The core of OCTIS framework consists of an efficient and user-friendly way to select the best hyper-parameters for a Topic Model using Bayesian Optimization.

To inizialize an optimization, inizialize the Optimizer class:

from octis.optimization.optimizer import Optimizer
optimizer = Optimizer()

Choose the dataset you want to analyze.

from octis.dataset.dataset import Dataset
dataset = Dataset()
dataset.load("octis/preprocessed_datasets/M10")

Choose a Topic-Model.

from octis.models.LDA import LDA
model = LDA()
model.hyperparameters.update({"num_topics": 25})

Choose the metric function to optimize.

from octis.evaluation_metrics.coherence_metrics import Coherence
metric_parameters = {
    'texts': dataset.get_corpus(),
    'topk': 10,
    'measure': 'c_npmi'
}
npmi = Coherence(metric_parameters)

Create the search space for the optimization.

from skopt.space.space import Real
search_space = {
    "alpha": Real(low=0.001, high=5.0),
    "eta": Real(low=0.001, high=5.0)
}

Finally, launch the optimization.

optimization_result=optimizer.optimize(model,
                   dataset,
                   npmi,
                   search_space,
                   number_of_call=10,
                   n_random_starts=3,
                   model_runs=3,
                   save_name="result",
                   surrogate_model="RF",
                   acq_func="LCB"
                    )

where:

number_of_call: int, default: 5. Number of function evaluations.
n_random_starts: int, default: 1. Number of random points used to inizialize the BO
model_runs: int: default: 3. Number of model runs.
save_name: str, default “results”. Name of the json file where all the results are saved
surrogate_model: str, default: “RF”. Probabilistic surrogate model used to build to prior on the objective function. Can be either:
- “RF” for Random Forest regression
- “GP” for Gaussian Process regression
- “ET” for Extra-tree Regression
acq_function: str, default: “EI”. function to optimize the surrogate model. Can be either:
- “LCB” for lower confidence bound
- “EI” for expected improvment
- “PI” for probability of improvment

The results of the optimization are saved in the json file, by default. However, you can save the results of the optimization also in a user-friendly csv file

optimization_result.save_to_csv("results.csv")

Resume the optimization

Optimization runs, for some reason, can be interrupted. With the help of the resume_optimization you can restart the optimization run from the last saved iteration.

optimizer = Optimizer()
optimizer.resume_optimization(json_path)

where json_path is the path of json file of the previous results.

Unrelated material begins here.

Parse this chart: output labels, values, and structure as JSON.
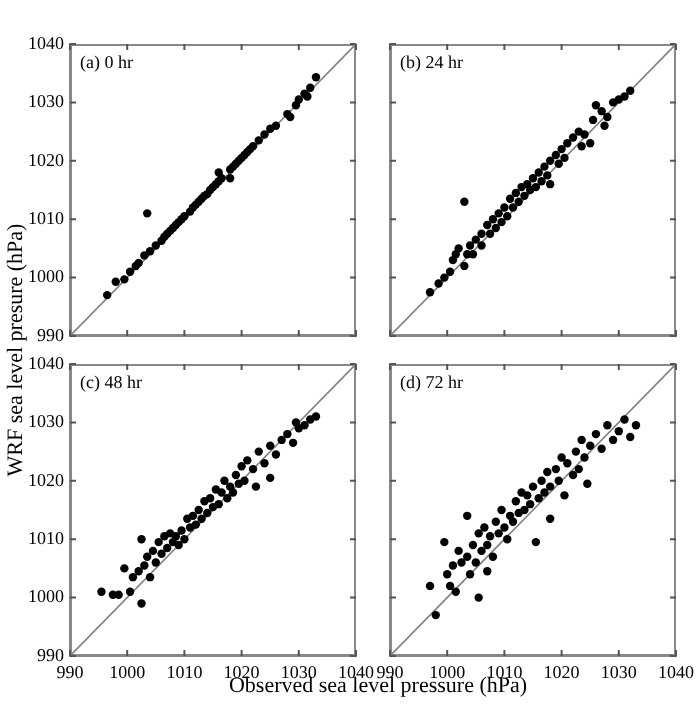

Continue the optimization

Suppose that, after an optimization process, you want to perform three extra-evaluations. You can do this using the method resume_optimization.

optimizer = Optimizer()
optimizer.resume_optimization(json_path, extra_evaluations=3)

where extra_evaluations (int, default 0) is the number of extra-evaluations to perform.

Inspect an extra-metric

Suppose that, during the optimization process, you want to inspect the value of another metric. For example, suppose that you want to check the value of

metric_parameters = {
    'texts': dataset.get_corpus(),
    'topk': 10,
    'measure': 'c_npmi'
}
npmi2 = Coherence(metric_parameters)

You can add this as a parameter.

optimization_result=optimizer.optimize(model,
                   dataset,
                   npmi,
                   search_space,
                   number_of_call=10,
                   n_random_starts=3,
                   extra_metrics=[npmi2]
                    )

where extra_metrics (list, default None) is the list of extra metrics to inspect.

Early stopping

Suppose that you want to terminate the optimization process if there is no improvement after a certain number of iterations. You can apply an early stopping criterium during the optimization.

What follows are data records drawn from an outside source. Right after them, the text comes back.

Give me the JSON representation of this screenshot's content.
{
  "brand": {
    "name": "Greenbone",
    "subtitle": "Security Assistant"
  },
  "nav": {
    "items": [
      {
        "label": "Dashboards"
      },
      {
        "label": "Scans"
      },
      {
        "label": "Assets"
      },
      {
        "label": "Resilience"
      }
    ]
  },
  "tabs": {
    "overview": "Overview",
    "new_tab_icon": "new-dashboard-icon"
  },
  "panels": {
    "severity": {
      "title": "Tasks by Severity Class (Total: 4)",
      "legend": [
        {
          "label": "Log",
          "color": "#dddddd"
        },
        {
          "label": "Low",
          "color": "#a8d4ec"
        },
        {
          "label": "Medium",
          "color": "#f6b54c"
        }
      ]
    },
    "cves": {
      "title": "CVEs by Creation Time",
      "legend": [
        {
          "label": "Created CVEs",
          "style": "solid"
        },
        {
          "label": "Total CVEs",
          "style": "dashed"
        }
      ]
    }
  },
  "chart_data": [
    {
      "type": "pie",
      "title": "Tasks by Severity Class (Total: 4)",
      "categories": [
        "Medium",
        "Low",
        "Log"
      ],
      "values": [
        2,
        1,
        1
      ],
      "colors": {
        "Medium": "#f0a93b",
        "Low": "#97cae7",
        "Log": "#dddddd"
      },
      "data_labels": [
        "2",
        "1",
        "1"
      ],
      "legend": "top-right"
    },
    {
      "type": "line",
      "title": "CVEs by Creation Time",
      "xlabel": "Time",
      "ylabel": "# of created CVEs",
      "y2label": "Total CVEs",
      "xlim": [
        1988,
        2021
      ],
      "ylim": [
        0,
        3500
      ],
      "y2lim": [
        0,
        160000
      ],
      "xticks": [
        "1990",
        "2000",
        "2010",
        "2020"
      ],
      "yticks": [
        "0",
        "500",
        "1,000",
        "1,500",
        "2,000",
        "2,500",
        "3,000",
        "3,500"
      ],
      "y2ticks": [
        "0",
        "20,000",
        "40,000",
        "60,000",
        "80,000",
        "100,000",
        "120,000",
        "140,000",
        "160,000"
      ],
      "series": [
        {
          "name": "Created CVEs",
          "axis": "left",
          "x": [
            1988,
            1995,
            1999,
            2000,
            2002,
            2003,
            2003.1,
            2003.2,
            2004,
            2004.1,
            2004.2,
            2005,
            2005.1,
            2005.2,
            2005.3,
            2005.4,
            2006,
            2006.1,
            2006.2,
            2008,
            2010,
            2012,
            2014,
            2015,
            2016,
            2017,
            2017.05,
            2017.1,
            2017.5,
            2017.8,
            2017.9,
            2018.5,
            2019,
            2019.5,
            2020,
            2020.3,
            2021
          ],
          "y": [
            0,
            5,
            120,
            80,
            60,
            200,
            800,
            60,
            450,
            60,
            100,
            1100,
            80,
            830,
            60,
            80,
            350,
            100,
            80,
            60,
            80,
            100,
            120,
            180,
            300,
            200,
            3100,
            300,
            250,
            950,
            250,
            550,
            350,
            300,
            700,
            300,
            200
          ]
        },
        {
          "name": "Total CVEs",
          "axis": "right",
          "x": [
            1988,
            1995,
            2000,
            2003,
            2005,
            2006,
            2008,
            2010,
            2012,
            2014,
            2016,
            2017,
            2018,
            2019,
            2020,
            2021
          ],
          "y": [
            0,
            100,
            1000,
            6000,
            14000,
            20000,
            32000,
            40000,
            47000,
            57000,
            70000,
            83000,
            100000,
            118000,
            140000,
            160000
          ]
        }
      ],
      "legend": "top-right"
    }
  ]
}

optimization_result=optimizer.optimize(model,
                   dataset,
                   npmi,
                   search_space,
                   number_of_call=10,
                   n_random_starts=3,
                   early_stop=True,
                   early_step=5,
                    )

where early_step (int, default 5) is the number of function evaluations after that the optimization process is stopped.